The data is ultimately used to set bag limits for waterfowl hunters to make sure there are still ducks left to hunt.
“We’re trying to sustain a healthy population for future generations to continue the tradition of hunting,” Osborne said.
This approach to waterfowl banding is fairly new.
Dr. Osborne said banding programs typically focus on breeding grounds, not wintering grounds.
“It’s essential information, it’s relatively new information to push science forward,” said Osborne.
Through his two years of research, Dr. Osborne has made two discoveries.
In the first, he found, so far, hunting does not deplete the duck population.
“That’s the important thing,” Osborne said. “The band return data is one of the most important pieces of information that helps them make every single year to remake those harvest recommendations so as long as our numbers are staying steady with our harvest returns, then they know hunting is not having a huge impact on reducing the population. It’s staying pretty stable.”
The second discovery found traces of mercury in all of the blood samples from the banded ducks, but Dr. Osborne said it is not enough to be worried about.
“We were happy to see the mercury levels were low with all the industry we have locally,” Osborne said. “We were happy to see the mercury levels were way below EPA [Environmental Protection Agency] standards they put on consumption warnings on fish.”
Dr. Osborne plans to continue monitoring mercury across different types of wetlands because some places may contain higher levels.
February 2016 will mark Dr. Osborne’s third year of this study, which will now expand to all duck species wintering in the state, not just mallards.
To make more discoveries, Dr.
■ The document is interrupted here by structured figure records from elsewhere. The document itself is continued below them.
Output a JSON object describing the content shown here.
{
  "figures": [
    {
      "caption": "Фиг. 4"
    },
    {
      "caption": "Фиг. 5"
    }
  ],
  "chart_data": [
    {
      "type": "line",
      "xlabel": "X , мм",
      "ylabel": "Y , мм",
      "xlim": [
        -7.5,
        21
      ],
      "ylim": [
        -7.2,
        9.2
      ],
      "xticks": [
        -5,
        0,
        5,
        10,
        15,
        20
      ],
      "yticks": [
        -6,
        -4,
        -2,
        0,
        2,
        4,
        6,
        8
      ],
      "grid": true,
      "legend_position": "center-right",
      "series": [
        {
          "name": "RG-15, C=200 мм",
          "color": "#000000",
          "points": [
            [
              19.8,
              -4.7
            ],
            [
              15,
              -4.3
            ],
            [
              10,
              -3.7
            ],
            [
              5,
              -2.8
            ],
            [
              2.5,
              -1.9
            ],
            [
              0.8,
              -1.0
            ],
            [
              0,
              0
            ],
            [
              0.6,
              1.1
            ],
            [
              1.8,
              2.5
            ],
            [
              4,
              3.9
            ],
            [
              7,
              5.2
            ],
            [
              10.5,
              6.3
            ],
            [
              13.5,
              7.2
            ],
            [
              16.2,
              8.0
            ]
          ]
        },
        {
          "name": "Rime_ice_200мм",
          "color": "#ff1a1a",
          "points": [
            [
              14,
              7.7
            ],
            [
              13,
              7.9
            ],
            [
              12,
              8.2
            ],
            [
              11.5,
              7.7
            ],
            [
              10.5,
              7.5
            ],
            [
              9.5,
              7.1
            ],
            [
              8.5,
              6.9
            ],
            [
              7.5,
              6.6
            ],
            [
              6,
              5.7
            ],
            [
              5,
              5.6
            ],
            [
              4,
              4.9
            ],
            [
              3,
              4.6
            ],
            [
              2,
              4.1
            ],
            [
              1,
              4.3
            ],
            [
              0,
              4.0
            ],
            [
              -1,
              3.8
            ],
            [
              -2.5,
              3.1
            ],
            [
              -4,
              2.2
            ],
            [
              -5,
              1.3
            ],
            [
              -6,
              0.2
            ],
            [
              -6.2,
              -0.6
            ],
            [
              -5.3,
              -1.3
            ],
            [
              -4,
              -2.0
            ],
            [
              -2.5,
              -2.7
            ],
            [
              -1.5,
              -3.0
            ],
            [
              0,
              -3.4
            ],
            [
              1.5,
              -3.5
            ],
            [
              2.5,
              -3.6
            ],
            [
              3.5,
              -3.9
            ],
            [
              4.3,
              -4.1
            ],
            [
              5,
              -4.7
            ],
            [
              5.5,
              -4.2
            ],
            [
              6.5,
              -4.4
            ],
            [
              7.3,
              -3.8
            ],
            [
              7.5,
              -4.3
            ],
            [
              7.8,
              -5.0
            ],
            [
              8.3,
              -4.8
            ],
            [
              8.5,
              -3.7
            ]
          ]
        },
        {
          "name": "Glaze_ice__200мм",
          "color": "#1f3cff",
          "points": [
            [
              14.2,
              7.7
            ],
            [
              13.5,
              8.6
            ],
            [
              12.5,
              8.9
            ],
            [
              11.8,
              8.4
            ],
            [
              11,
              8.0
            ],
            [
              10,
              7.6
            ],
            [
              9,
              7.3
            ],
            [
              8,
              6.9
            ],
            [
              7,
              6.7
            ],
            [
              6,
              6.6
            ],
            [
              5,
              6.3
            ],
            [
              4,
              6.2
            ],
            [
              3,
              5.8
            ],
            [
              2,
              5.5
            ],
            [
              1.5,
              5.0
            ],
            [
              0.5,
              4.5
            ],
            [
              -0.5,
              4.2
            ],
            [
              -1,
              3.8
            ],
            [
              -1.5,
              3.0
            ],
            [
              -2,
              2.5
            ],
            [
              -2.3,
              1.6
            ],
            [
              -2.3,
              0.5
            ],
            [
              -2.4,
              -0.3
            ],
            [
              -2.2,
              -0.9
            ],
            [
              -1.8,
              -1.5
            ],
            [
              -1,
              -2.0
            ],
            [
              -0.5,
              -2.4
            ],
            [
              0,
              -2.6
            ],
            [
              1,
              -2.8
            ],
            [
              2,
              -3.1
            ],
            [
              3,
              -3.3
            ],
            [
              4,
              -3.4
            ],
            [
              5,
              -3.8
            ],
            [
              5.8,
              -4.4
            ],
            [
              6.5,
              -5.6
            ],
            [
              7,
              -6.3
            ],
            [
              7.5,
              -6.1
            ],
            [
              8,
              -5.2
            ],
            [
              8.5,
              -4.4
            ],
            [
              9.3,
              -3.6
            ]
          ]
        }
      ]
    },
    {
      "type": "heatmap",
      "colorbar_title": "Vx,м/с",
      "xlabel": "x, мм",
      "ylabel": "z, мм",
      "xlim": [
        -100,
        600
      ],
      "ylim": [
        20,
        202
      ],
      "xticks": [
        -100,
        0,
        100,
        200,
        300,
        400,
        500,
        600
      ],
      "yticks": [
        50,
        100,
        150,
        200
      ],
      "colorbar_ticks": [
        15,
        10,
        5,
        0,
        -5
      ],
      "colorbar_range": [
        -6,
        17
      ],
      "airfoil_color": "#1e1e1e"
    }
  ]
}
Osborne is aiming to band 2,000 to 3,000 ducks each year.
“We’re slowly getting returns in now so it’ll take about 3,000 bands a year being put on the landscape before we can start digging into the data a lot on the banding program,” Osborne said.
It currently costs about $20,000 a year to fund the program.
To continue his research, Dr. Osborne said the community stepped up when federal dollars dried up.
“I’ve seen a need for a banding program because the federal government banding program has shrunken, they’re banding less birds,” Osborne said. “I’ve seen a need for it in talking to a lot of the hunters around here. There was concerns about shifting duck populations.”
As aforementioned, hunting has not depleted the population, however the number of ducks wintering in Arkansas has slightly declined.
Dr. Osborne wants to know why and see where the birds are migrating to instead.
He hypothesizes warmer landscapes and goose populations creating more competition for food are moving more ducks out of Arkansas.
“The food that they get on the landscape in the winter here is a direct link to their success in their breeding ground,” Osborne said. “We can eventually monitor all of this long term by using the banding program.”
The 2015-2016 duck season in Arkansas runs from Nov. 21-29 and Dec. 10-23, and Dec. 26, 2015-Jan. 31, 2016.